I soon contacted Aaron Griffin and others about my little project. We discussed the possibility of including Speakup in the official Arch media. It’s certainly feasible, but here’s the problem. In order for this to work, the blind user has to be willing to type some parameters at a boot prompt. That’s doable, especially if the boot loader is set up to beep at the boot prompt, and the machine has a console speaker. Yes, I mean the old PC speaker that has been with us since the dawn of time. I think my friend Karl calls it a toggle speaker. They’re invaluable if you’re blind! Unfortunately, not all new machines have them. If you’re booting from CD, you can also listen to the sound of the drive to know when you’ve reached the prompt. This is effective if there’s a long timeout at the boot prompt. Anyway, it’s certainly nicer to just have a system that comes up talking as soon as it’s booted. There’s no “blind” typing. So the long and the short of it is that we discussed folding Speakup into the official media, and I think most of us came out against it. All of that discussion is probably available in mailing list archives somewhere, since the Internet never forgets! I kept on doing TalkingArch releases.

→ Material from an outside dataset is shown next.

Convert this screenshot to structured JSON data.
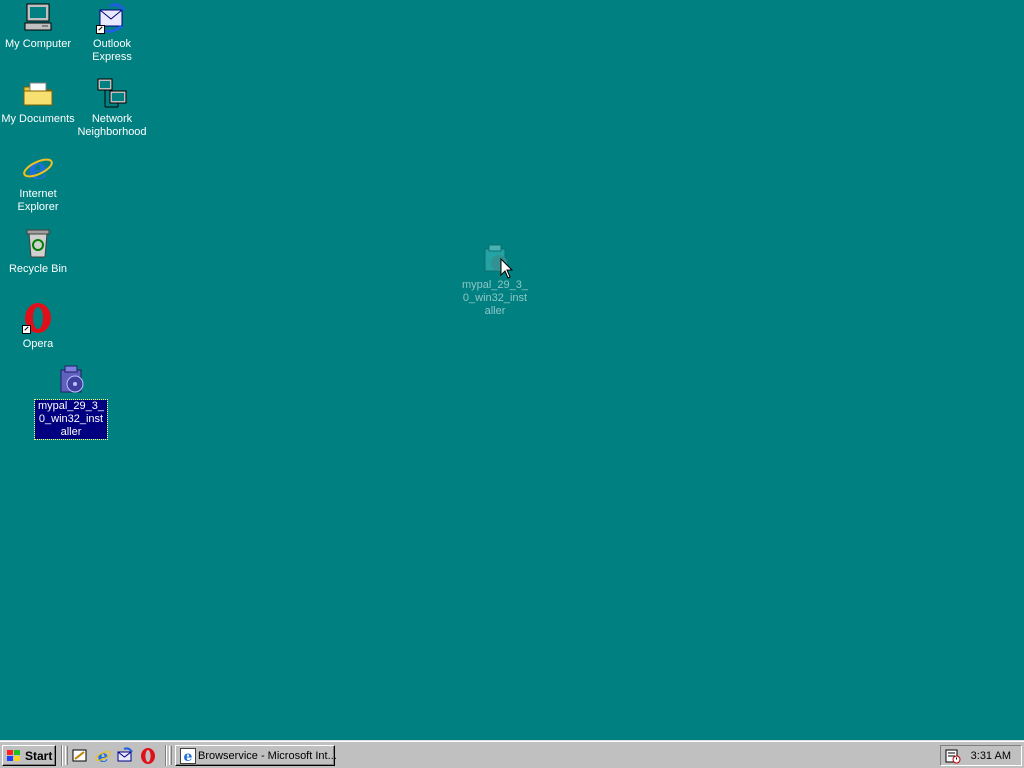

Thus was born TalkingArch, a derivative of the Arch install media including accessibility for the blind. After my second or third release in March 2009, Alan McRae asked me if I was interested in becoming a TU. I applied, and he sponsored my application. I was a TU until October of 2012. Arch has a great community, and it was good to be part of that.
So now you know a little bit of the history behind this project. I think it has a bright future ahead, and I wish Kyle and Kelly the best of luck with it.